Zudem befürchtet er aber gerade nach Weihnachtspause und angesichts der spielfreien Truppen aus Dritter Liga beziehungsweise A-Junioren-Bundesliga, dass die „Wölfe“ eben doch Verstärkungen zusätzlich aus dem Hut zaubern, um den Neuling auf Distanz zu halten und das Punktekonto auszugleichen.

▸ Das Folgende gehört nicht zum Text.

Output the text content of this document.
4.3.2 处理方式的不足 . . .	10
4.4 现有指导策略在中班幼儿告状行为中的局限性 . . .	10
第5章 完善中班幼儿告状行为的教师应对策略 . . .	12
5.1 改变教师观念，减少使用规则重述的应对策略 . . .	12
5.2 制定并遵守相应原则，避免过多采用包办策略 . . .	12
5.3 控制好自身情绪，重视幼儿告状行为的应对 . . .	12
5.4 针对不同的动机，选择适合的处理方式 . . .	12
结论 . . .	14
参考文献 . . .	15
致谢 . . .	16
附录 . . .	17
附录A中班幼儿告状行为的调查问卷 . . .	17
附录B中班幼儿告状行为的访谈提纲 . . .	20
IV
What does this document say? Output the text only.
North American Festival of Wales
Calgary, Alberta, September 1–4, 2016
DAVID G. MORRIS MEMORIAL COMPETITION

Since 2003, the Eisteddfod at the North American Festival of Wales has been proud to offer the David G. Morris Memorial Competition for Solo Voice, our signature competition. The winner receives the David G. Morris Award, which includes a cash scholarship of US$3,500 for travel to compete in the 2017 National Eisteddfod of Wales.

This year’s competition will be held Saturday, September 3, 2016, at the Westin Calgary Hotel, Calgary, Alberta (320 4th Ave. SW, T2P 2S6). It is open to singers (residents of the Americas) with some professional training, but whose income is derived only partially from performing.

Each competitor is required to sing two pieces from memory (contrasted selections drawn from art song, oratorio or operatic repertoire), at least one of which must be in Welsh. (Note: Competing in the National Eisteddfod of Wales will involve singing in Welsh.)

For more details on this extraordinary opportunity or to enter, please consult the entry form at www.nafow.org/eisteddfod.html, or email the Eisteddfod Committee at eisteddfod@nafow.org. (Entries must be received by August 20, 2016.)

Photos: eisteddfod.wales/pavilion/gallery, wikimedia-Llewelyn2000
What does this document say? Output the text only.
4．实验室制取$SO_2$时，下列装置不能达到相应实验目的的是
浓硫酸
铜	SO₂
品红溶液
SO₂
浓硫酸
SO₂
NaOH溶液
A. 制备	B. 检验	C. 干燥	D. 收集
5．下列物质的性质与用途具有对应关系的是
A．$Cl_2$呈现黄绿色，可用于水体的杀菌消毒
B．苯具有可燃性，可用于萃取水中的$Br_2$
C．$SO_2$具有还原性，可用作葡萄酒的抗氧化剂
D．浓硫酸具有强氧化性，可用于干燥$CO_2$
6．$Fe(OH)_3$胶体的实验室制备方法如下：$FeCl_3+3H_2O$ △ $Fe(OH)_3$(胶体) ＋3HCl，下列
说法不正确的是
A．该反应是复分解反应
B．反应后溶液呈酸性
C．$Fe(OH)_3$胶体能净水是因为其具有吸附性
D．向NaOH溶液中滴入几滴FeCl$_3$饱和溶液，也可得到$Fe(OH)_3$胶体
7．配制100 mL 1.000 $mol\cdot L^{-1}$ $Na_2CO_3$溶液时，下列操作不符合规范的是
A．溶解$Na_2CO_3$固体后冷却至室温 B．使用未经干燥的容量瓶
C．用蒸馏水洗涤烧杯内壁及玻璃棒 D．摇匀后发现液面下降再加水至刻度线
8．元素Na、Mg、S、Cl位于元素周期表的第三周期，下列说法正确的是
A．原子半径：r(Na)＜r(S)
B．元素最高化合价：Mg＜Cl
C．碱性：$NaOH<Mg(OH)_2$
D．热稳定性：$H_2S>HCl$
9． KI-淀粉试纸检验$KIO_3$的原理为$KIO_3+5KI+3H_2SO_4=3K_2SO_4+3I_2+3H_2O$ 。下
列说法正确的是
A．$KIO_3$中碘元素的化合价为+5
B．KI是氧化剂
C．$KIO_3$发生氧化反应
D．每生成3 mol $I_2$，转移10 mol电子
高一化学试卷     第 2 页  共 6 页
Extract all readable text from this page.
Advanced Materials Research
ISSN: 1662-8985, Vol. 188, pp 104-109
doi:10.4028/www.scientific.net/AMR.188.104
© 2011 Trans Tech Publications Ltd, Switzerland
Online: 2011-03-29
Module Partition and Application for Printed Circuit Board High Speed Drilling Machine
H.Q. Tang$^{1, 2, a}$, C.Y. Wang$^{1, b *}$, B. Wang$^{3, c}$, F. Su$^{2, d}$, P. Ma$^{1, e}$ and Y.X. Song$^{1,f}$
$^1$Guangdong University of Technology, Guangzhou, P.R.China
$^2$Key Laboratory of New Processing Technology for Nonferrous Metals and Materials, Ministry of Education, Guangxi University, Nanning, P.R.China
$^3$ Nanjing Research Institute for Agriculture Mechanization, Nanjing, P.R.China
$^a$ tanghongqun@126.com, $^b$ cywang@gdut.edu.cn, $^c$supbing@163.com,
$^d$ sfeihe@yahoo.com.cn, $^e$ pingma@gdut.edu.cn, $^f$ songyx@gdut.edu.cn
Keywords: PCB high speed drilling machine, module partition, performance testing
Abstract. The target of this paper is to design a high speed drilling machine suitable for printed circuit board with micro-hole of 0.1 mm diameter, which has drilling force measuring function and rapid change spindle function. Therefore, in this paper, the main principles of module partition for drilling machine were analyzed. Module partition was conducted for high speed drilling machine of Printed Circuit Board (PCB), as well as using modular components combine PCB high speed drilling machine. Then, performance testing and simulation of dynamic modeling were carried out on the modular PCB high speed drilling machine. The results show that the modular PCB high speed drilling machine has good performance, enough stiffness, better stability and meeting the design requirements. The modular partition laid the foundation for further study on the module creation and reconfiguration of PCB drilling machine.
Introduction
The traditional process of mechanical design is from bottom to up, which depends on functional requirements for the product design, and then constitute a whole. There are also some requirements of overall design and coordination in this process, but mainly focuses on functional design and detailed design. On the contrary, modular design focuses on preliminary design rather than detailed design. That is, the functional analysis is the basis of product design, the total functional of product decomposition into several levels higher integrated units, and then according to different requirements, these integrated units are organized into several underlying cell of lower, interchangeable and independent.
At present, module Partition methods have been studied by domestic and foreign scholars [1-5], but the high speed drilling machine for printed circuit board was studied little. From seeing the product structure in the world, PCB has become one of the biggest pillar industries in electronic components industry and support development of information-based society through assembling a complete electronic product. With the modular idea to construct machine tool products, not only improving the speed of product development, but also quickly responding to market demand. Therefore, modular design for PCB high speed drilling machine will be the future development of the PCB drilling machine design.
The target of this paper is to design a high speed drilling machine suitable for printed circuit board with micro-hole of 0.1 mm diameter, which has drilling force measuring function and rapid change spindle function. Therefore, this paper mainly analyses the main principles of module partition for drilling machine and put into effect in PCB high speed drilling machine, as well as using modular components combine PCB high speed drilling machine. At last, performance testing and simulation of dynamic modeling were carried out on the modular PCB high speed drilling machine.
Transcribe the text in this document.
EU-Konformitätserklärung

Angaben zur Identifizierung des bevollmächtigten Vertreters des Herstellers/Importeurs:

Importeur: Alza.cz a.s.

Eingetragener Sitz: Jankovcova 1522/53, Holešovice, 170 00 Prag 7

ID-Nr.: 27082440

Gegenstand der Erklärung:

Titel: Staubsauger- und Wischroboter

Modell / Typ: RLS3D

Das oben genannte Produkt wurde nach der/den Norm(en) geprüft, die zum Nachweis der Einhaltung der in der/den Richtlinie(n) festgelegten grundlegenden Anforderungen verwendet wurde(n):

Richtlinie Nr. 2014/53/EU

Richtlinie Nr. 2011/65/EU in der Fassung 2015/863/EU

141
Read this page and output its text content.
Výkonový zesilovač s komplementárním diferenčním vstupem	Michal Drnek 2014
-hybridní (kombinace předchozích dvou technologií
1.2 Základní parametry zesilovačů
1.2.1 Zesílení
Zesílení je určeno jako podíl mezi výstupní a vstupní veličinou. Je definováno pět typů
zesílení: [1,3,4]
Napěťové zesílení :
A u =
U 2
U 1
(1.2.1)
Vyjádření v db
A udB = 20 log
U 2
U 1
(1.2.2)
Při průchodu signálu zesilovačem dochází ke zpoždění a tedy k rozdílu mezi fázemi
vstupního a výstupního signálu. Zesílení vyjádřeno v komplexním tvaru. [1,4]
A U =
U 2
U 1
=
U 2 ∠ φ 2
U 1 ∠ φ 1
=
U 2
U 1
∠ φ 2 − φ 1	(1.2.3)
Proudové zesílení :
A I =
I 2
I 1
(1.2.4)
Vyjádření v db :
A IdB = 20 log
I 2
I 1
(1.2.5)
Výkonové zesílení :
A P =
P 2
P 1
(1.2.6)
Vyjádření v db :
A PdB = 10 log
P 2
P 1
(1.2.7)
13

Kein Grund für den Gast aber, die Aufgabe in die Schublade „unlösbar“ einzusortieren. „Wir sind nicht gewillt, Menden die Punkte kampflos zu überlassen, sondern entschlossen, endlich wieder einen doppelten Punktgewinn einzufahren“, trotzt Schmoll der schwachen Trainingsbeteiligung der beiden Trainingswochen und stützt sich lieber auf das Erfolgserlebnis im Pokal, in dem sich die Evingser souverän im Kreispokal-Halbfinalturnier durchgesetzt hatten.

Ein Erfolg, den die TSE mit zwei Verletzungen allerdings teuer bezahlte: So fällt neben dem privat verhinderten Lüling auch Menzel mit einer Fußverletzung aus. Hinter den Einsätzen vom ebenfalls angeschlagenen Hell (Oberschenkel) und Brüggendieck stehen ebenso noch Fragezeichen wie beim Rekonvaleszenten Kiss.